Running Telegraf on a RaspberryPi driven Kubernetes cluster
After I got my Kubernetes cluster up and running on my 4 Raspberry Pi’s, I was wondering how to get metrics like CPU, MEM, and disk consumption from those machines. Since I am already familiar with telegraf, I choose it.
So the first task was to find a telgraf container built for arm: arm32v7/telegraf
It however turned out I also want to monitor the temperature of my PI’s - it’s easy to read the temperature:
/opt/vc/bin/vcgencmd measure_temp
However, the normal telegraf docker image does not contain the vcgencmd binary - so I had to create my own
FROM arm32v7/telegraf
ADD qemu-arm-static /usr/bin
ADD raspi.list /etc/apt/sources.list.d/raspi.list
RUN wget -qO - http://archive.raspberrypi.org/debian/raspberrypi.gpg.key | apt-key add -
# update and install the raspberry pi userland tools
RUN apt-get update && apt-get -y dist-upgrade && \
apt-get install -y libraspberrypi-bin && \
rm -rf /var/lib/apt/lists/*
You might wonder about the “ADD qemu-arm-static /usr/bin
” - I will dedicate a special post about how to build arm docker images on x86.
With the image build hub.docker.com/r/sebd/telegraf-rpi, I was able to configure the exec input plugin like this:
[[inputs.exec]]
commands = [ "/opt/vc/bin/vcgencmd measure_temp" ]
name_override = "cpu_temperature"
data_format = "grok"
grok_patterns = ["%{NUMBER:value:float}"]
the full ConfigMap looks like this:
apiVersion: v1
kind: ConfigMap
metadata:
namespace: default
name: telegraf-ds
data:
telegraf.conf: |+
[agent]
interval = "60s"
round_interval = true
metric_batch_size = 1000
metric_buffer_limit = 10000
collection_jitter = "0s"
flush_interval = "60s"
flush_jitter = "0s"
precision = ""
debug = true
quiet = false
logfile = ""
hostname = "$HOSTNAME"
omit_hostname = false
[[outputs.influxdb]]
urls = ["http://influxdb.somewhere:8086"]
database = "telegraf"
retention_policy = "default"
write_consistency = "any"
timeout = "5s"
username = "xxxxxxxx"
password = "xxxxxxxx"
user_agent = "telegraf"
insecure_skip_verify = false
[[inputs.cpu]]
percpu = true
totalcpu = true
collect_cpu_time = false
[[inputs.disk]]
ignore_fs = ["tmpfs", "devtmpfs"]
[[inputs.diskio]]
[[inputs.docker]]
endpoint = "unix:///var/run/docker.sock"
container_names = []
timeout = "5s"
perdevice = true
total = false
[[inputs.kernel]]
[[inputs.mem]]
[[inputs.processes]]
[[inputs.system]]
[[inputs.exec]]
commands = [ "/opt/vc/bin/vcgencmd measure_temp" ]

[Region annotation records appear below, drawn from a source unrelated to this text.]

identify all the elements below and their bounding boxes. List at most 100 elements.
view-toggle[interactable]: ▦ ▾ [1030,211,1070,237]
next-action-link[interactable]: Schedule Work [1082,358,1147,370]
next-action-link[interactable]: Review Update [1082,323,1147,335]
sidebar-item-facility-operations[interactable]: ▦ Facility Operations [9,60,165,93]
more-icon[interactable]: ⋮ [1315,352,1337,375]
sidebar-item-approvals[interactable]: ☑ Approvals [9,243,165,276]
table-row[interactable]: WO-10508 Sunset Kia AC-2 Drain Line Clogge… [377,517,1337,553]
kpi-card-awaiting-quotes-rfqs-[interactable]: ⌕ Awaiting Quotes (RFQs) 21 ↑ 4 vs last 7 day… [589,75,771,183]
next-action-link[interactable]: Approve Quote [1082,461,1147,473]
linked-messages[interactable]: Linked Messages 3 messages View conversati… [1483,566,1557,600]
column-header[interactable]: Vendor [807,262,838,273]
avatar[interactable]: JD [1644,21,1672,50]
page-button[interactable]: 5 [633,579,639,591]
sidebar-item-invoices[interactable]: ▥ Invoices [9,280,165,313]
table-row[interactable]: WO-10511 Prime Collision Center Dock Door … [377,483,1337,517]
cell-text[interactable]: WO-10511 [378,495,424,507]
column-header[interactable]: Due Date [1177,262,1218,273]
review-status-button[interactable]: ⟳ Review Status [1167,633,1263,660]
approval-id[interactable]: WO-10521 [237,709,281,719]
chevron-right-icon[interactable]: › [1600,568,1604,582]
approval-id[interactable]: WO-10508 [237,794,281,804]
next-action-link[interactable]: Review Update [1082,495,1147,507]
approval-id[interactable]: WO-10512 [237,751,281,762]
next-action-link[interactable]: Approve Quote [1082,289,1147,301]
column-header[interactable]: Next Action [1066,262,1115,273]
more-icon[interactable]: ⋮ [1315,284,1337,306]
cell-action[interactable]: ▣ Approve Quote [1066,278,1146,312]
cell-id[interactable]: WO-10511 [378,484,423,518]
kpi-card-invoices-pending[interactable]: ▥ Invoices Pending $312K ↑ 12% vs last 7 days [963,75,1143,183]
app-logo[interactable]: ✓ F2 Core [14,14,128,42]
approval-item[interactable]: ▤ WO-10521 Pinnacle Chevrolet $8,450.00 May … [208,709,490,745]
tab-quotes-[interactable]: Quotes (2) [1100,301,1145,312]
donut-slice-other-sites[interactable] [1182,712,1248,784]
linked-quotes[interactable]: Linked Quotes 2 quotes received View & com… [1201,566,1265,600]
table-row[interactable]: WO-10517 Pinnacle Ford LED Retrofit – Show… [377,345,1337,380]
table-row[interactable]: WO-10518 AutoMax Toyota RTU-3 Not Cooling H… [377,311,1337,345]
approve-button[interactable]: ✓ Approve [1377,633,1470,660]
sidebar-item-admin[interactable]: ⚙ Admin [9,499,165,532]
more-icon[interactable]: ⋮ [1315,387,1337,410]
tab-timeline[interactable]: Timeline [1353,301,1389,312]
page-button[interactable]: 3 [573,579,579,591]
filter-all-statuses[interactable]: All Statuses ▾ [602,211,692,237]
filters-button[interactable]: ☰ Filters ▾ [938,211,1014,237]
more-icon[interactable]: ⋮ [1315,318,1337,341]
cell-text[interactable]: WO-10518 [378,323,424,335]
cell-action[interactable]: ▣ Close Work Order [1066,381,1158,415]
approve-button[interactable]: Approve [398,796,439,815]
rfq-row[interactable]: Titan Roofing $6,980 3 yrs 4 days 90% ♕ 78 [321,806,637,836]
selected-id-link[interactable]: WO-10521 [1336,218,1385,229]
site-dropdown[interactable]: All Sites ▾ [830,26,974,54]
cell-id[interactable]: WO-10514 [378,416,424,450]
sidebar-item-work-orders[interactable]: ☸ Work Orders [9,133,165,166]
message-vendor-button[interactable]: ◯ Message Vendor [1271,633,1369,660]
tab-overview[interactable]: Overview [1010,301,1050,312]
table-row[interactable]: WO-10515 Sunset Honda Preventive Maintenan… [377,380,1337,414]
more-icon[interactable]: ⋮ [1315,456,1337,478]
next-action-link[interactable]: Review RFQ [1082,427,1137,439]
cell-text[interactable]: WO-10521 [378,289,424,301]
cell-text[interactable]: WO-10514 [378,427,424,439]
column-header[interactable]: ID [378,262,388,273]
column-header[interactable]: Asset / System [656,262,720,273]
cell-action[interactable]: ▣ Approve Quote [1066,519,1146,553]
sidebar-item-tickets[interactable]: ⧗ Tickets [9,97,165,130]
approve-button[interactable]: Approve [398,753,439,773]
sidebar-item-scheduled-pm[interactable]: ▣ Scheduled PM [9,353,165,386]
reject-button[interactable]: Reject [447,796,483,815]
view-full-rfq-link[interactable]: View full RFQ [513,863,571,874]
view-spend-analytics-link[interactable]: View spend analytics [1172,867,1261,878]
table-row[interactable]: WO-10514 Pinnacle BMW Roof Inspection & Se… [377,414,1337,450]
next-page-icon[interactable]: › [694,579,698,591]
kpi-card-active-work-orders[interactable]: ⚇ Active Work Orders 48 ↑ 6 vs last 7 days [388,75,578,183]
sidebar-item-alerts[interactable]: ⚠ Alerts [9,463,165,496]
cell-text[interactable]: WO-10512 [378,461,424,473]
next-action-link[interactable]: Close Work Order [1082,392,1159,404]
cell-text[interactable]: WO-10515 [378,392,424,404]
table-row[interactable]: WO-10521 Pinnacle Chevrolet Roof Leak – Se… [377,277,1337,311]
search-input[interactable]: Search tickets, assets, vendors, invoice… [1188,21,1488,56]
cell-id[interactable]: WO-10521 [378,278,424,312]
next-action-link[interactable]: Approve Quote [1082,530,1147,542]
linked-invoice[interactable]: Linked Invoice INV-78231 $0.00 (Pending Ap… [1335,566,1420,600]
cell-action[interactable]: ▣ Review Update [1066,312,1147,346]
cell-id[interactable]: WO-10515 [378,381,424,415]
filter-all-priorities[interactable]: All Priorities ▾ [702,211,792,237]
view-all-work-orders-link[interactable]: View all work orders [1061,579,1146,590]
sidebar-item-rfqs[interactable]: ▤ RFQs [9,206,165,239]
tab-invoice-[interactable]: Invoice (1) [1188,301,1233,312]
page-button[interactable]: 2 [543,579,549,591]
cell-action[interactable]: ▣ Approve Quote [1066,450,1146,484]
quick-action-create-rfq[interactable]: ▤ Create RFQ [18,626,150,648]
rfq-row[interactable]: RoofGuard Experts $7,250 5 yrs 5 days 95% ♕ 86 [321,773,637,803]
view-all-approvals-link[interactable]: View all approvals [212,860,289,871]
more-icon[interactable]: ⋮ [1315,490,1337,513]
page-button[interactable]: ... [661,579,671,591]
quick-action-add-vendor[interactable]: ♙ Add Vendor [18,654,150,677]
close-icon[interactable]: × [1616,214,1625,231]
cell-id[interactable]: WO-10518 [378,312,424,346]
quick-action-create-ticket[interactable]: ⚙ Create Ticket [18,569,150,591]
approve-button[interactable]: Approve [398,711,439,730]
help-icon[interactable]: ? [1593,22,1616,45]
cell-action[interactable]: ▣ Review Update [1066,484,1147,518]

name_override = "cpu_temperature"
data_format = "grok"
grok_patterns = ["%{NUMBER:value:float}"]
To let it run on all the nodes in my kubernetes cluster, I created a DaemonSet with a special toleration (to also have it run on the k8s master)
apiVersion: apps/v1
kind: DaemonSet
metadata:
namespace: default
name: telegraf-ds
spec:
selector:
matchLabels:
app: telegraf
type: ds
template:
metadata:
labels:
app: telegraf
type: ds
spec:
tolerations:
- key: node-role.kubernetes.io/master
effect: NoSchedule
containers:
- name: telegraf
image: sebd/telegraf-rpi
securityContext:
privileged: true
env:
- name: HOSTNAME
valueFrom:
fieldRef:
fieldPath: spec.nodeName
- name: "HOST_PROC"
value: "/rootfs/proc"
- name: "HOST_SYS"
value: "/rootfs/sys"
volumeMounts:
- name: dev-vchiq
mountPath: /dev/vchiq
- name: sys
mountPath: /rootfs/sys
readOnly: true
- name: proc
mountPath: /rootfs/proc
readOnly: true
- name: docker-socket
mountPath: /var/run/docker.sock
- name: varrunutmp
mountPath: /var/run/utmp
readOnly: true
- name: varlog
mountPath: /var/log
readOnly: true
- name: varlibdockercontainers
mountPath: /var/lib/docker/containers
readOnly: true
- name: config
mountPath: /etc/telegraf
readOnly: true
volumes:
- name: dev-vchiq
hostPath:
path: /dev/vchiq
- name: sys
hostPath:
path: /sys
- name: docker-socket
hostPath:
path: /var/run/docker.sock
- name: proc
hostPath:
path: /proc
- name: varrunutmp
hostPath:
path: /var/run/utmp
- name: varlog
hostPath:
path: /var/log
- name: varlibdockercontainers
hostPath:
path: /var/lib/docker/containers
- name: config
configMap:
name: telegraf-ds
and voila it started to export all the metrics into my influx db (yes - the hottest one is the master)